Spinal cord regeneration is limited by multiple barriers, for which gene delivery provides a versatile approach to target the various cellular processes. However, the ability to influence cellular responses is limited by the delivery efficiency. Biomaterial scaffolds have been used to deliver DNA locally in order to maintain an elevated concentration in the microenvironment. An approach successfully used in vitro is surface-mediated delivery, in which DNA is immobilized to the biomaterial surface. Previous studies with encapsulation and release of 800 µg plasmid into a spinal cord lateral hemisection demonstrated localized transgene expression for two weeks, with decreasing levels further away from the injury site. Relative to controlled release strategies, the surface delivery mechanism generally employs DNA complexed with a transfection reagent, which both facilitates immobilization and cellular trafficking. Additionally, this approach has the potential to reduce the quantity of DNA required.

In this report, we investigate delivery of plasmid and lipoplexes in the injured spinal cord by immobilization to a multiple channel bridge.
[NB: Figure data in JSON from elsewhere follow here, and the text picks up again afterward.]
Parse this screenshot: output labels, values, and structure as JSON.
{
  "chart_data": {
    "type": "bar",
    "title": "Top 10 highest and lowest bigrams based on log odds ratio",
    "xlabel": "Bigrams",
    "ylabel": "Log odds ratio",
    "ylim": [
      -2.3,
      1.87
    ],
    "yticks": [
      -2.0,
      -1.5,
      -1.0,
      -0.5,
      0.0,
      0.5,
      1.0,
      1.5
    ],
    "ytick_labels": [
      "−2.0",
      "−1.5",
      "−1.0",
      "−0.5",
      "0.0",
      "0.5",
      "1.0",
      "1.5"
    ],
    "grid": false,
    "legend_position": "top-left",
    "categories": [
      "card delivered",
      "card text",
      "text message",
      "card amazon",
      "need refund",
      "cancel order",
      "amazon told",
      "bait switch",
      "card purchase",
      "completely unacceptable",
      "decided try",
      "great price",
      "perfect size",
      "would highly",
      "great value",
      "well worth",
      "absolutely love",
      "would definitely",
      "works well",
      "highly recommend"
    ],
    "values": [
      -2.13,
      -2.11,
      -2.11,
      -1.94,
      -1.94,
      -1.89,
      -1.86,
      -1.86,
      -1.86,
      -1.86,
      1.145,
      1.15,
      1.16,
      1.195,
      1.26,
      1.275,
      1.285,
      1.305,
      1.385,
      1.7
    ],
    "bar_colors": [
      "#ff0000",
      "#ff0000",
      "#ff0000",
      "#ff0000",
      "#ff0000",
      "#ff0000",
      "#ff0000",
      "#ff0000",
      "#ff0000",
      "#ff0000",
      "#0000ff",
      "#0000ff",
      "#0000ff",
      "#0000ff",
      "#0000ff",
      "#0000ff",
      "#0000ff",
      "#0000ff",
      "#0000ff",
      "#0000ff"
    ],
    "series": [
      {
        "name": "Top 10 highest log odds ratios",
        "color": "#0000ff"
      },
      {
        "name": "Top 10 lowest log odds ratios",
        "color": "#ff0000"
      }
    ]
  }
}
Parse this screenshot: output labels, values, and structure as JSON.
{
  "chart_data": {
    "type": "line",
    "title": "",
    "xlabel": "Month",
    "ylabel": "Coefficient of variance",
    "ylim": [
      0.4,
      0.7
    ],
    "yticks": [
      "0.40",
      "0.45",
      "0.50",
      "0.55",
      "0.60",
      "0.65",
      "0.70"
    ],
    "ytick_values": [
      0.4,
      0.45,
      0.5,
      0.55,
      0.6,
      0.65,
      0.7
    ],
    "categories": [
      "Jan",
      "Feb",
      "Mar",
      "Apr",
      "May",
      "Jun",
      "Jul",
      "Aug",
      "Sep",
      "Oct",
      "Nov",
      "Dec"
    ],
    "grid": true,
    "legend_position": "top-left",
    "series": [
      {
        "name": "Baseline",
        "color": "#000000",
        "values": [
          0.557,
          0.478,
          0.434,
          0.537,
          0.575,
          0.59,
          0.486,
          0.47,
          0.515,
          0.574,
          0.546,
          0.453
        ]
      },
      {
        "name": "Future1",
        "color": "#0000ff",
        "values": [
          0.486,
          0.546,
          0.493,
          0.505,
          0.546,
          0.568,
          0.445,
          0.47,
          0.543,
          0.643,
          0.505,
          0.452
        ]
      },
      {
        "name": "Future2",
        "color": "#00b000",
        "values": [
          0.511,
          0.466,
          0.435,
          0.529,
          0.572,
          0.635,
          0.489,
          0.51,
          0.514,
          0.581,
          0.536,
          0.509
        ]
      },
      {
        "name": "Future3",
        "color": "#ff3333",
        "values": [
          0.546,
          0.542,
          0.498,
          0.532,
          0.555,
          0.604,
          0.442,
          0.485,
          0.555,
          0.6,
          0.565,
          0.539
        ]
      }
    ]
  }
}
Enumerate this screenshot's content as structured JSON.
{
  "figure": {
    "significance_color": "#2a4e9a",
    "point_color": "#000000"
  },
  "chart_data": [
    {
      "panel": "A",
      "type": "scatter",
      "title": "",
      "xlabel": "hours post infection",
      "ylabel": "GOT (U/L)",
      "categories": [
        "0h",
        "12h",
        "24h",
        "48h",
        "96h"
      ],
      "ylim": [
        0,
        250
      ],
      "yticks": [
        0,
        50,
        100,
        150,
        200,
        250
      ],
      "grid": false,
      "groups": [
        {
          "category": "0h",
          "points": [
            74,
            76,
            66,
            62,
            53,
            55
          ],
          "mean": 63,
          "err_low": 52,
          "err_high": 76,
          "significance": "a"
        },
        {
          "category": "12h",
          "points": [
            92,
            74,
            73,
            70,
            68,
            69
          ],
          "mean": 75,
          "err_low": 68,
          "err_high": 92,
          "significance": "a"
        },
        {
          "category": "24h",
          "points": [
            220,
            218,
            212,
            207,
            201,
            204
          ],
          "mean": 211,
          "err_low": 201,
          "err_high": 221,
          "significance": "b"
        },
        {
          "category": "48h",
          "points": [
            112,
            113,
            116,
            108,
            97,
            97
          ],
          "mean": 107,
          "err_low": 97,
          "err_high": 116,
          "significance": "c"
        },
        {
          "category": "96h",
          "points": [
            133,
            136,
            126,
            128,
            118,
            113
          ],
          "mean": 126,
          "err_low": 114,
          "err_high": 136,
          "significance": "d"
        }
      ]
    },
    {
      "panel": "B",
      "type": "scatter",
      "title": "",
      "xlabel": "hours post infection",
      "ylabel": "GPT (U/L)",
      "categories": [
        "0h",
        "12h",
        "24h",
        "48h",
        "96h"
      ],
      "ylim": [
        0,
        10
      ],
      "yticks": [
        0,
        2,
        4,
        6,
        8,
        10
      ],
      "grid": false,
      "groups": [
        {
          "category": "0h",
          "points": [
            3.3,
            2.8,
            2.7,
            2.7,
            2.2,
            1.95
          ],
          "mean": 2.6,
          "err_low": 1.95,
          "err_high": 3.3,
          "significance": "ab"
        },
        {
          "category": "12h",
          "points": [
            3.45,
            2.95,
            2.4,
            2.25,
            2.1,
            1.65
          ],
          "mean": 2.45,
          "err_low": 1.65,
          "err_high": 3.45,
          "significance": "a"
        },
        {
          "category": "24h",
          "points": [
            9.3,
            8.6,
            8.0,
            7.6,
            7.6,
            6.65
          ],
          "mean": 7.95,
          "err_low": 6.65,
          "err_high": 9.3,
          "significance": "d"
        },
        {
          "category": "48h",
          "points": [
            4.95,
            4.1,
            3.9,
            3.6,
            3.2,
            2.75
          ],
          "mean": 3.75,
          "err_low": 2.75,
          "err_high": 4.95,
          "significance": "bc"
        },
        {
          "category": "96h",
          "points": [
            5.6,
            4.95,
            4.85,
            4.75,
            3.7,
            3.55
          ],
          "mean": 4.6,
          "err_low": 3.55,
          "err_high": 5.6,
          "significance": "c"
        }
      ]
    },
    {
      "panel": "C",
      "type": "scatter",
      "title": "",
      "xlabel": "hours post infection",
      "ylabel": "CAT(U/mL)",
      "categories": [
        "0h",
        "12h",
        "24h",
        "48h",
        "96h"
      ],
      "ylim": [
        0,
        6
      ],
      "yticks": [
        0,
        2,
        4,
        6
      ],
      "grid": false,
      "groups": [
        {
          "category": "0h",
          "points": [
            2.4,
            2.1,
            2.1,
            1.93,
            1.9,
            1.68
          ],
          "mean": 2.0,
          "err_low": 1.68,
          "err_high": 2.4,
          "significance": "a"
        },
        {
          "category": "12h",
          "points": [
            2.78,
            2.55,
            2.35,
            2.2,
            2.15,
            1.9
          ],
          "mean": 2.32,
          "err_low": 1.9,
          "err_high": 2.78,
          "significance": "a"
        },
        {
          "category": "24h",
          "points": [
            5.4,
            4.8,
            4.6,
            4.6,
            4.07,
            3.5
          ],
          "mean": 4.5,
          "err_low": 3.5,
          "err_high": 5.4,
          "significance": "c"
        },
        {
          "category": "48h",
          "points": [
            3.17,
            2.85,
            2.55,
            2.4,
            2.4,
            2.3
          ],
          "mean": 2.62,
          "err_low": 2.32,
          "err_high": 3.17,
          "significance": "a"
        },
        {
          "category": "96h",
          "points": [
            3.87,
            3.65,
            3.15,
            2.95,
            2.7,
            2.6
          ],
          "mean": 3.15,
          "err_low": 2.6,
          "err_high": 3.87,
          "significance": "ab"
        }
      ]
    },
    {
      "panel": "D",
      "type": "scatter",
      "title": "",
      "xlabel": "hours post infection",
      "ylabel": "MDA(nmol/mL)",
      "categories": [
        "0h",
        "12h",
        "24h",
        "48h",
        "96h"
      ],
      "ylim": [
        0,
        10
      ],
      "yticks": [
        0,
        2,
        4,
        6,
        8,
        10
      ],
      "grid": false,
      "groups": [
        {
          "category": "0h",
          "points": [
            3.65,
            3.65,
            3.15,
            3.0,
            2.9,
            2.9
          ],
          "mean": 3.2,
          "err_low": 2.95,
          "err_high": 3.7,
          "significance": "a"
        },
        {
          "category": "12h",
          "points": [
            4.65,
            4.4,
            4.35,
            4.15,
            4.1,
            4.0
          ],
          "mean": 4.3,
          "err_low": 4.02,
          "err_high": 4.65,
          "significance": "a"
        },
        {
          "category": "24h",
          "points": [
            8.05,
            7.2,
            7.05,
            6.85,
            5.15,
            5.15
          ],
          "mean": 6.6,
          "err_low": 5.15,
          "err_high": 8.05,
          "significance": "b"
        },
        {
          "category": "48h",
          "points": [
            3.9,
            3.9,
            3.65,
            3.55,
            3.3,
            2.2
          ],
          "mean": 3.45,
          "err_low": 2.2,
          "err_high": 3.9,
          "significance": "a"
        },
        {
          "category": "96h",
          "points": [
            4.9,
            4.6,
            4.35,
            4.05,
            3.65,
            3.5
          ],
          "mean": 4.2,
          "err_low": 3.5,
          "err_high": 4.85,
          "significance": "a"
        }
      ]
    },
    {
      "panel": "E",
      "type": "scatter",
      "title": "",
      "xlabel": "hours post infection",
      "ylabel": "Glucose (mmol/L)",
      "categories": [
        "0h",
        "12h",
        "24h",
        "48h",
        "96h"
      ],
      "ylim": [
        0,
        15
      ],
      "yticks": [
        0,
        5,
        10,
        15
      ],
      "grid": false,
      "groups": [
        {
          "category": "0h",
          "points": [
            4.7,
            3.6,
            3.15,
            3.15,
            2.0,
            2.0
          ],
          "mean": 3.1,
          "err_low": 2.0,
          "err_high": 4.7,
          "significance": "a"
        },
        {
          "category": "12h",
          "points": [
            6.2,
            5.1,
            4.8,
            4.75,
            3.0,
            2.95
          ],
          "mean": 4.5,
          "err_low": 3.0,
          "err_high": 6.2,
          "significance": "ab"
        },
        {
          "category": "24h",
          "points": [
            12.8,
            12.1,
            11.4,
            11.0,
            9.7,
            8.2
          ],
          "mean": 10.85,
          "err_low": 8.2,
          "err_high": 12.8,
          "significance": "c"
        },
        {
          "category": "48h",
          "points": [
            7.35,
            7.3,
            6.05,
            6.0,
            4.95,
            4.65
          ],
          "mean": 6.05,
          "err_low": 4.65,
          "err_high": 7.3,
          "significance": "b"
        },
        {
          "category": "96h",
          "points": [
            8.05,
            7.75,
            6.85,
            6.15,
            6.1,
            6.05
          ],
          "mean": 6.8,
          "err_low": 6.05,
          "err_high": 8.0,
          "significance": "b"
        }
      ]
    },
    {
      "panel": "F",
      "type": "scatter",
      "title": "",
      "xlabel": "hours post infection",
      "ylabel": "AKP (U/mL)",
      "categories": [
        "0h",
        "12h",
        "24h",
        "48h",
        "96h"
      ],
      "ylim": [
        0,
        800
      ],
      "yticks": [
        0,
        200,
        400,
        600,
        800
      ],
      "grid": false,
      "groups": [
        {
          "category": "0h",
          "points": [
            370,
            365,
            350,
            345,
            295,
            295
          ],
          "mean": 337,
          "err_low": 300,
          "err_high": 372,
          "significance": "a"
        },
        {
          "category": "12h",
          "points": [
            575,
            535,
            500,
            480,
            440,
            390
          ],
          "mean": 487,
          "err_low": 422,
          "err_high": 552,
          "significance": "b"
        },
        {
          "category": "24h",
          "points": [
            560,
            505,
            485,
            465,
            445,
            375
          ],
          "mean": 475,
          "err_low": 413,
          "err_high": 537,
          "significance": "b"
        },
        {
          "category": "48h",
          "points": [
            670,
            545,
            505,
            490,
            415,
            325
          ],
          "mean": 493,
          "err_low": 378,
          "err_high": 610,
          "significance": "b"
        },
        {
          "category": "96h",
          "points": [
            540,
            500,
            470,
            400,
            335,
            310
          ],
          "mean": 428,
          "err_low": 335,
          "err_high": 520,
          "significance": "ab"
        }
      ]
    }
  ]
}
Initial studies characterized binding, release, and transfection in vitro. The bridges were made of poly (lactide co glycolide) (PLG), coated with different extracellular matrix (ECM) components, and DNA was adsorbed to the surface comparing three different methods: i) incubation with the bridge, ii) drying DNA onto ECM coated bridges, and iii) DNA mixed with ECM and subsequent drying onto the bridge. DNA was complexed with the lipid Transfast in a 0.5:1 weight ratio. In vitro experiments indicated that fibronectin coated PLG surfaces enhanced DNA adsorption (80% efficiency) compared with collagen I, laminin, and no ECM. The two drying methods using laminin resulted in similar adsorption efficiencies as fibronectin. Importantly, transgene expression was greatest on fibronectin for all methods, with the incubation technique producing greater expression than the two drying methods. The incubation method also produced a homogeneous distribution of rhodamine-labeled DNA on the surface and had the greatest number of transfected cells. Increasing the amount of DNA incubated over 3 ug did not enhance the levels of transgene expression. Fibronectin coated bridges incubated with DNA resulted in a slightly slower release for adsorbed lipoplexes relative to plasmid (98.7% versus 74.5% after 1 day, and 99.4% and 88.4 % after 21 days).

For in vivo studies, bridges were incubated with 16 µg of DNA for 16-20 hrs and implanted in a rat spinal cord lateral hemisection model. Interestingly, adsorption of lipoplexes resulted in 4 times higher levels of transgene expression at the injury site compared with plasmid adsorption after 1 week. Expression levels 0.5 cm caudal of the injury site were increased 650-fold, whereas segments 0.5 cm rostral and 1 cm caudal had expression increased 170 fold. These results suggest that lipoplexes are more efficient in the spinal cord than plasmid, allowing for transfection of cells adjacent to the implant site. Compared with the encapsulation method of 800 µg plasmid, surface-mediated delivery of lipoplexes enhanced total transfection in the spinal cord 11.5 times. Longer timepoints are currently under investigation to assess whether the lipoplexes allow for a longer duration of transgene expression, exceeding 2 weeks. A system for efficient gene delivery into the spinal cord can be used to identify therapeutic targets and may ultimately enable regenerative therapies.